Ellen saw them off at Heathrow and reminded Meg that the family honour was in her hands. ‘Aunty Patty may have been a tart,’ she reminded her, ‘but you don’t have to broadcast that to the world.’

As it turned out, Meg did rather well. She managed to paint a picture of a family bereft when a headstrong (but not wicked) young woman took her daughter and ran away with her lover.

‘We all missed them so much,’ she told a nodding Lisa Morgan. ‘Jilly’s father died of a broken heart, and my grandparents never really got over it.’ She looked into the camera as she’d been instructed. ‘And now that we know, it’s too late.’ A discreetly applied tissue added to the effect.

The studio scene faded out to a shot of Meg placing flowers on the corner where her cousin died.
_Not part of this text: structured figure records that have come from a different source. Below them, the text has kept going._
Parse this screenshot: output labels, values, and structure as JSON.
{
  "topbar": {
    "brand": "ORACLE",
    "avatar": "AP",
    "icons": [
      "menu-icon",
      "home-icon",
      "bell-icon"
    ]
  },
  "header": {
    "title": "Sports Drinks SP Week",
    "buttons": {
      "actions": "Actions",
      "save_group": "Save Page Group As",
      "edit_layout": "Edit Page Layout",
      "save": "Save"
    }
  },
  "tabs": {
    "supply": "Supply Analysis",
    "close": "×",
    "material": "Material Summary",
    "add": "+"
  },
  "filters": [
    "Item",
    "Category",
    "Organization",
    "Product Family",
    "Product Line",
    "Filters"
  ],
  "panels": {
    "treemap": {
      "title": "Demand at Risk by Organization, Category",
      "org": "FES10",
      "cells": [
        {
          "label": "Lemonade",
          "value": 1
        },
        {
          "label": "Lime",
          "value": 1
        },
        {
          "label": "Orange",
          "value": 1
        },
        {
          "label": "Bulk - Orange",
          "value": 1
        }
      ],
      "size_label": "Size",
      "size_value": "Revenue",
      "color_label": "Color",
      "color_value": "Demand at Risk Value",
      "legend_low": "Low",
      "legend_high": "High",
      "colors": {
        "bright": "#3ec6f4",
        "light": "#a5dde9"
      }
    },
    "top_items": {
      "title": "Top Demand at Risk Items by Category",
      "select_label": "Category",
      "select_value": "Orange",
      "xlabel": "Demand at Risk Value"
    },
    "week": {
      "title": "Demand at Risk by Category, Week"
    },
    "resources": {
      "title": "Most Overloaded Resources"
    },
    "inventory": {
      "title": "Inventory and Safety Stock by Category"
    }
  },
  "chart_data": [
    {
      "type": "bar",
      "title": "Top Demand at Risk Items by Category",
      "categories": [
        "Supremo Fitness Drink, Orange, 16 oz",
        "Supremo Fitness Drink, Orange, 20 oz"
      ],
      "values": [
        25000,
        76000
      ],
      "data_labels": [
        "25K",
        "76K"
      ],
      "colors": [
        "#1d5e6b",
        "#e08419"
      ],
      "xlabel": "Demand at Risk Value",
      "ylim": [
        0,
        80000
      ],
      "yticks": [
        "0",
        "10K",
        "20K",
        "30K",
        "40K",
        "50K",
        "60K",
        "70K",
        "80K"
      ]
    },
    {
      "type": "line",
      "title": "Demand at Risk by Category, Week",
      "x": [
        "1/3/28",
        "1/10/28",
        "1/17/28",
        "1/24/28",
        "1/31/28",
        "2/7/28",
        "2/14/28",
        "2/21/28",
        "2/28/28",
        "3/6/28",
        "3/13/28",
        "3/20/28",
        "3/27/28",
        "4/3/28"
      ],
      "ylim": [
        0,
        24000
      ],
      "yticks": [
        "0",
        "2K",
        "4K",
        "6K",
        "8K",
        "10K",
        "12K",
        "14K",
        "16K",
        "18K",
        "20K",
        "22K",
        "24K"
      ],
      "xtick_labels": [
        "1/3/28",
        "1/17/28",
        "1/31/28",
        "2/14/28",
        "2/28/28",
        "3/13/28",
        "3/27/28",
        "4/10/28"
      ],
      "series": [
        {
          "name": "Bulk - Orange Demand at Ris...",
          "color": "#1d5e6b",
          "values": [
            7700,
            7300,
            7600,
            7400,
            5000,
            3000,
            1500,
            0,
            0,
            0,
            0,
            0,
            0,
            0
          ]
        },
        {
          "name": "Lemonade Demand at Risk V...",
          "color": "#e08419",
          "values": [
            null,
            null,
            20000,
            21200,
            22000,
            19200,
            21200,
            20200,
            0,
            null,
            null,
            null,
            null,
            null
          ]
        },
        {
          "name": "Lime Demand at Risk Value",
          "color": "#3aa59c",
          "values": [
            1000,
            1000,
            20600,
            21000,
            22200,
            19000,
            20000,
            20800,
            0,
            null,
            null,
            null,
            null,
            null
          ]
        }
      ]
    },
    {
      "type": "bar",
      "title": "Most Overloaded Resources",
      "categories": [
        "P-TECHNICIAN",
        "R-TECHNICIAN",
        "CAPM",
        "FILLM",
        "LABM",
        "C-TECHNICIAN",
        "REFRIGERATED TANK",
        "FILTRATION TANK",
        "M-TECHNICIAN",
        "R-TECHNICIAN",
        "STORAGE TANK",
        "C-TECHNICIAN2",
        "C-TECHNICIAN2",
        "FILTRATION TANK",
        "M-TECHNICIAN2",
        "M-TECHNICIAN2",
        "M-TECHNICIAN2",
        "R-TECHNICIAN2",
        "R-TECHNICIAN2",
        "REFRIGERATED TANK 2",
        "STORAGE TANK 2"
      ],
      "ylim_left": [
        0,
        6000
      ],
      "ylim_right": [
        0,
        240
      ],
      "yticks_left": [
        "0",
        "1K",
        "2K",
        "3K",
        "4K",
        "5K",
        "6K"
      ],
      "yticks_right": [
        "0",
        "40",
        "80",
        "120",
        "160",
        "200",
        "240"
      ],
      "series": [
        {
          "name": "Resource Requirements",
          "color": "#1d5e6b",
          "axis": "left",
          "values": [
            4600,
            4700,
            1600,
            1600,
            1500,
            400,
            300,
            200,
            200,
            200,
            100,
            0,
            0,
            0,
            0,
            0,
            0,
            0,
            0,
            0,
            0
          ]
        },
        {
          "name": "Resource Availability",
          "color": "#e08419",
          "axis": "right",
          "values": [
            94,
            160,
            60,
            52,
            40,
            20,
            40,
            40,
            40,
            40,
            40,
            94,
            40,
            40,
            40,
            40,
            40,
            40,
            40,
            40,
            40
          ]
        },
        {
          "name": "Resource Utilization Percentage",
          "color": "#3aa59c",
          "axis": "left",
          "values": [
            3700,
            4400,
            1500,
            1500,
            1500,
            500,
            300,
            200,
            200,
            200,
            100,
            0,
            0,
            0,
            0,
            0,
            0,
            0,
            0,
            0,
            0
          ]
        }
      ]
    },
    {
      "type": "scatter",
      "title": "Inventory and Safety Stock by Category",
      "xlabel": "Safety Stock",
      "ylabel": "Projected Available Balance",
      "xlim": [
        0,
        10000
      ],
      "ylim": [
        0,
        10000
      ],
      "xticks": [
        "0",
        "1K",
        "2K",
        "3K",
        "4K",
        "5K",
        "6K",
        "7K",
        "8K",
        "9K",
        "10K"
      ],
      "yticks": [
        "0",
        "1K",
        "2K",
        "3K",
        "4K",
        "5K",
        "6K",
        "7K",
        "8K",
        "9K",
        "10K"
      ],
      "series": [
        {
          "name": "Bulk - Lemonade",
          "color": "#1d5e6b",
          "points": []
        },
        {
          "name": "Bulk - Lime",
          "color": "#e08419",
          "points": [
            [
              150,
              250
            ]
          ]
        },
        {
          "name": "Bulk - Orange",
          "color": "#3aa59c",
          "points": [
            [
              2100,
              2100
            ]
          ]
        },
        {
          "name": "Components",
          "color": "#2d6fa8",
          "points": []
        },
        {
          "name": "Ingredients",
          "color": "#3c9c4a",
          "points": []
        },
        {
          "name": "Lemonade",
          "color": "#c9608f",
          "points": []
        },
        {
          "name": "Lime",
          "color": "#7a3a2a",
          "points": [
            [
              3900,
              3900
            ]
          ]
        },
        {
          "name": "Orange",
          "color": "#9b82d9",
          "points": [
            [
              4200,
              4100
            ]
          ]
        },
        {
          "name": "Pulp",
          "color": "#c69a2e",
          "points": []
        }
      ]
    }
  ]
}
She looked quite forlorn, standing there with her head bowed.

‘Cut,’ said the producer. ‘Good value for money, I think.’ She turned to her assistant. ‘We can get some more out of this one. How about this for an idea? Let’s try to arrange a meeting between the cousin and the bloke who killed her. That ought to keep the punters happy.’

Unaware of this plan, and having fulfilled her obligation with the interview, Meg was ready to cooperate with Senior Sergeant Patterson. She showed him her copy of the photograph and formally identified her cousin and family.

Graham Patterson was cautious. ‘Our problem is that we only have Brenda’s word that Amber-Lee said it was a photo of her family. She was paid by the TV station, you know. It makes her testimony a bit suspect.’ Meg had the grace to blush but the policeman went on, oblivious. ‘We’d like to do a DNA test. Do you have a problem with that?’

‘Apparently the more distantly you’re related, the less accurate they can be,’ Meg told her mother later on the phone to England. ‘They’d like you to do one too, if that’s okay. Something to do with mitro-something-or-other DNA. The copper tried to explain-it’s something to do with the mother’s line- but I don’t really understand. Doesn’t matter. Anyway, they’ll get the local police to take your sample and compare by computer.’

The results were inconclusive. The DNA was not such a close match that identity was beyond reasonable doubt, but a relationship was considered to be ‘likely’. The existence of the matching photo strengthened the conclusion that the victim was Jilly Baker, but there was still no guarantee that Brenda was telling the truth regarding its origins.

‘On balance, I’d say that the victim was your cousin,’ Graham Patterson told Meg. ‘But the evidence isn’t absolutely conclusive. She had no siblings and her father is dead. If her mother planned on coming forward, she would have by now, you’d think. The case has had max publicity. This is probably as far as we can go.’